Combien de ventes meurent dans vos messages privés ?

Quatrième erreur : traiter les DM comme une corvée. Au Maroc, la vente sur Instagram se conclut rarement sur le feed — elle se conclut en privé, ou sur WhatsApp. « Prix ? », « Vous livrez à Rabat ? », « Disponible en 42 ? » : chacun de ces messages est un client au bord de l'achat. Une réponse le lendemain, et il a déjà commandé ailleurs. Une réponse sèche (« prix en DM » alors qu'il est en DM), et il abandonne.

Corrigez avec un système, pas avec de la bonne volonté : des réponses types pour les questions récurrentes, un créneau fixe matin et soir pour traiter les messages, et un basculement rapide vers WhatsApp pour finaliser — paiement à la livraison compris. Un compte moyen qui répond en dix minutes vendra plus qu'un beau compte qui répond en deux jours.

Pensez aussi aux horaires marocains : les pics de messages tombent le soir, après 21 h, et le week-end. Si personne ne répond à ces moments-là, vous ratez précisément la fenêtre où vos clients sont disponibles et décidés.

Les abonnés achetés valent-ils quelque chose ?

Cinquième erreur : courir après les chiffres qui ne paient pas. Acheter des abonnés, enchaîner les concours « tague 3 amis », mesurer sa réussite au nombre de followers : tout cela gonfle un chiffre que personne d'autre que vous ne regarde. Pire, une audience artificielle plombe votre portée réelle — l'algorithme montre vos publications à des comptes qui n'interagissent jamais, et en conclut qu'elles n'intéressent personne.

Les seuls indicateurs qui comptent pour une marque : les messages reçus, les commandes, les clients qui reviennent. Mille abonnés de votre ville qui achètent valent plus que cinquante mille fantômes. C'est aussi le bon critère pour juger un prestataire — un community manager sérieux vous parle de ventes et de demandes entrantes, pas seulement de portée ; les tarifs du community management au Maroc s'évaluent à cette aune.

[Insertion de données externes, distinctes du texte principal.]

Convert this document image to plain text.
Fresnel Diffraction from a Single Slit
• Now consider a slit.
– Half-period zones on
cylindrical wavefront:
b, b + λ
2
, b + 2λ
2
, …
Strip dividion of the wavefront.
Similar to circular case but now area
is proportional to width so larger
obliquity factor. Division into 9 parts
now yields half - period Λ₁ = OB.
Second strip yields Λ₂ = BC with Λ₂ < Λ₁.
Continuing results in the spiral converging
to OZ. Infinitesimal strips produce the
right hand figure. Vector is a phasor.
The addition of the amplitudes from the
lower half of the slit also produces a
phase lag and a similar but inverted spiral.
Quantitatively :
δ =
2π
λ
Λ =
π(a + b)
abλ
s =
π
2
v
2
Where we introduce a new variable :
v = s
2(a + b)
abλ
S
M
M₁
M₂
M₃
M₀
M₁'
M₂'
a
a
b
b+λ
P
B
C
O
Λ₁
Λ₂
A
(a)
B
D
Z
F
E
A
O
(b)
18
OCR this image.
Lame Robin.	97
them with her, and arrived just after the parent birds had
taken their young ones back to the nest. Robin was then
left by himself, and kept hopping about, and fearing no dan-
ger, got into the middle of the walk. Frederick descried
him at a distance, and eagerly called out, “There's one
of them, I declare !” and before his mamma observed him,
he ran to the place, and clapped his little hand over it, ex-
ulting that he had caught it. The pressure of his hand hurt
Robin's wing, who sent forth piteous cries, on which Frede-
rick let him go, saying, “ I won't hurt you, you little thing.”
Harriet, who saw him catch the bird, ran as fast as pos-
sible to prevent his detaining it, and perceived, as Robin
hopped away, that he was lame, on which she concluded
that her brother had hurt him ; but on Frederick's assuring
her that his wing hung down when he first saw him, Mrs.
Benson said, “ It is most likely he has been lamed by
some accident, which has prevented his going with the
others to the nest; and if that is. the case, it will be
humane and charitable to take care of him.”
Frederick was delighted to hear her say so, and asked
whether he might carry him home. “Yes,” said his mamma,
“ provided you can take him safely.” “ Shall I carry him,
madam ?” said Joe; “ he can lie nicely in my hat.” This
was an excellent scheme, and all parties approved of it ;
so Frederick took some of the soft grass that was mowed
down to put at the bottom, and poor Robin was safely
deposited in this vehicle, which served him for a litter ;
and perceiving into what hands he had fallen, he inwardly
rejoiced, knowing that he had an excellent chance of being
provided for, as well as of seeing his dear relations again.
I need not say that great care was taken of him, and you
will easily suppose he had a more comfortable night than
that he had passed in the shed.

Prenez la même grille pour vous-même : combien de conversations ouvertes cette semaine ? Combien ont fini en commande ? Ces deux chiffres racontent l'état réel de votre compte mieux que n'importe quel compteur d'abonnés.

Par quoi commencer pour corriger le tir ? Pas par tout en même temps. Classez les cinq erreurs de la plus grave à la moins grave pour votre compte, et corrigez-en une par semaine : la bio et la cohérence d'abord, le traitement des messages ensuite, la stratégie de contenu après, la publicité en dernier — elle amplifie ce qui existe, elle ne répare rien. Si vous voulez un regard extérieur avant de vous lancer, le modèle AWAY commence précisément par là : un état des lieux honnête, puis les priorités dans l'ordre.

Instagram récompense les marques constantes, pas les marques parfaites. Corrigez ces cinq points, tenez trois mois, et comparez vos messages entrants. Notez dès aujourd'hui vos chiffres de départ — abonnés, messages par semaine, commandes venues du compte — pour que la comparaison soit honnête. C'est là que la différence se lit.